Namun, pengamat politik Sugiyanto (SGY) punya pandangan berbeda. Menurutnya, amarah publik yang menyerukan pembubaran DPR bukan tanpa alasan.
“Secara hukum, Presiden memang tidak bisa membubarkan DPR. UUD 1945 Pasal 7C tegas melarang itu. Tapi jangan lupa, kalau rakyat sudah muak, sejarah mencatat revolusi bisa mengubah segalanya,” kata SGY dalam keterangannya, Minggu 24 Agustus 2025.
SGY mengingatkan, sistem presidensial menempatkan DPR sejajar dengan Presiden agar tidak ada kekuasaan absolut. Namun ia juga mengakui, jalan konstitusional untuk menghapus DPR hampir mustahil terjadi.
“Satu-satunya jalur adalah amandemen UUD 1945. Tapi siapa yang akan setuju? Anggota MPR mayoritas berasal dari DPR itu sendiri. Artinya DPR membubarkan dirinya sendiri—hampir mustahil,” jelasnya.
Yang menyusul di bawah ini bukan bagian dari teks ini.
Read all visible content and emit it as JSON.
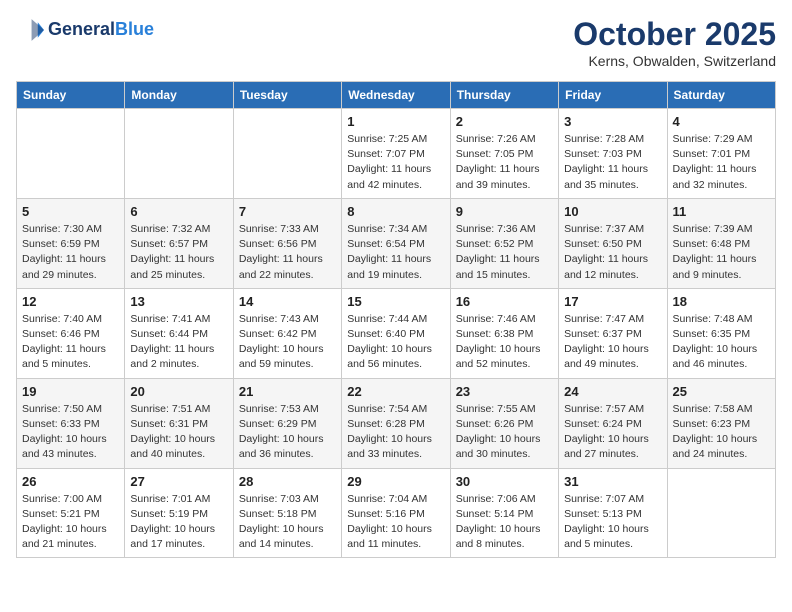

Ia menambahkan, jalan lain hanya bisa ditempuh melalui Pemilu. Namun hampir tidak mungkin rakyat kompak tidak memilih calon legislatif.
“Pilihan terakhir, ya revolusi. Kudeta. Itu jalan ekstrem yang bisa membongkar tatanan negara. Tapi risikonya sangat besar: chaos politik, ekonomi hancur, dan potensi disintegrasi bangsa,” tegas SGY.
Meski begitu, SGY tidak menampik bahwa gelombang ketidakpuasan terhadap DPR semakin membesar. Dari gaya hidup hedon anggota dewan, dugaan jual-beli pasal, hingga lemahnya fungsi pengawasan.
“Kalau DPR tidak segera berbenah, jangan salahkan rakyat kalau kemarahan mereka berubah jadi gerakan jalanan. Kita pernah lihat 1998, semua bisa terbakar. Seharusnya DPR kembali ke jati dirinya: bekerja untuk rakyat, bukan untuk kantong pribadi,” pungkasnya.